Der Wettbewerb, den man sich von der Einführung der Fallpauschalen Anfang 2012 versprochen habe, finde nicht statt, teilte comparis.ch am Dienstag mit. Folglich seien die Gesundheitskosten in den Spitälern nicht etwa gesunken, sondern im ersten Quartal 2013 vielmehr stark gestiegen.

Neben dem Fallpauschalen-System macht comparis.ch weitere Gründe für den Anstieg der Krankenkassen-Prämien aus. So seien etwa die Preise für neu zugelassene Medikamente deutlich gestiegen.

Besonders stark steigen sollen die Prämien gemäss dem Vergleichsdienst für jene Versicherten, die sich einem Ärztenetzwerk angeschlossen haben.

Comparis.ch stützt seine Prognose auf eine Umfrage bei den grossen Krankenversicherern, die zusammen rund drei Viertel aller Versicherten auf sich vereinen.

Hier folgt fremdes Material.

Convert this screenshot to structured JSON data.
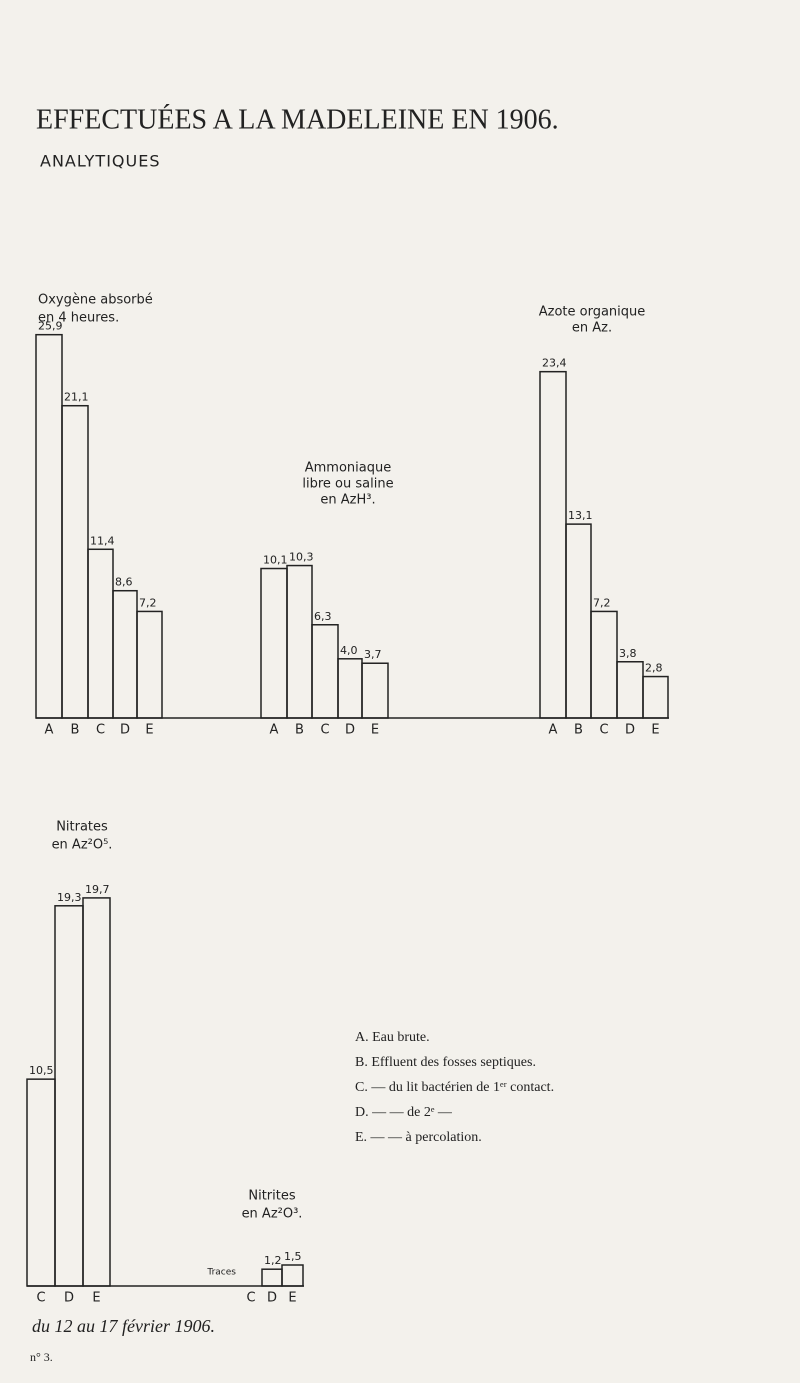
{
  "header": {
    "title": "EFFECTUÉES A LA MADELEINE EN 1906.",
    "subtitle": "ANALYTIQUES"
  },
  "chart_data": [
    {
      "type": "bar",
      "title": [
        "Oxygène absorbé",
        "en 4 heures."
      ],
      "categories": [
        "A",
        "B",
        "C",
        "D",
        "E"
      ],
      "values": [
        25.9,
        21.1,
        11.4,
        8.6,
        7.2
      ],
      "value_labels": [
        "25,9",
        "21,1",
        "11,4",
        "8,6",
        "7,2"
      ]
    },
    {
      "type": "bar",
      "title": [
        "Ammoniaque",
        "libre ou saline",
        "en AzH³."
      ],
      "categories": [
        "A",
        "B",
        "C",
        "D",
        "E"
      ],
      "values": [
        10.1,
        10.3,
        6.3,
        4.0,
        3.7
      ],
      "value_labels": [
        "10,1",
        "10,3",
        "6,3",
        "4,0",
        "3,7"
      ]
    },
    {
      "type": "bar",
      "title": [
        "Azote organique",
        "en Az."
      ],
      "categories": [
        "A",
        "B",
        "C",
        "D",
        "E"
      ],
      "values": [
        23.4,
        13.1,
        7.2,
        3.8,
        2.8
      ],
      "value_labels": [
        "23,4",
        "13,1",
        "7,2",
        "3,8",
        "2,8"
      ]
    },
    {
      "type": "bar",
      "title": [
        "Nitrates",
        "en Az²O⁵."
      ],
      "categories": [
        "C",
        "D",
        "E"
      ],
      "values": [
        10.5,
        19.3,
        19.7
      ],
      "value_labels": [
        "10,5",
        "19,3",
        "19,7"
      ]
    },
    {
      "type": "bar",
      "title": [
        "Nitrites",
        "en Az²O³."
      ],
      "categories": [
        "C",
        "D",
        "E"
      ],
      "values": [
        null,
        1.2,
        1.5
      ],
      "value_labels": [
        "Traces",
        "1,2",
        "1,5"
      ]
    }
  ],
  "legend": [
    "A. Eau brute.",
    "B. Effluent des fosses septiques.",
    "C. — du lit bactérien de 1ᵉʳ contact.",
    "D. — — de 2ᵉ —",
    "E. — — à percolation."
  ],
  "footer": {
    "date": "du 12 au 17 février 1906.",
    "number": "n° 3."
  }
}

Vergleichsweise moderater Anstieg

Es zeichnet sich demnach ab, dass die Krankenkassenprämien 2014 stärker steigen werden als im laufenden Jahr. Gesundheitsminister Alain Berset hatte im vergangenen September für 2013 einen Anstieg um 1,5 Prozent und damit den zweittiefsten Anstieg seit der Einführung des Krankenkassenobligatoriums 1996 verkündet.

Eine Erhöhung von über 2 Prozent würde im langjährigen Vergleich aber immer noch einem moderaten Anstieg entsprechen. So waren die Prämien im Jahr 2011 um 6,5 Prozent und im Jahr davor gar um 8,7 Prozent gestiegen.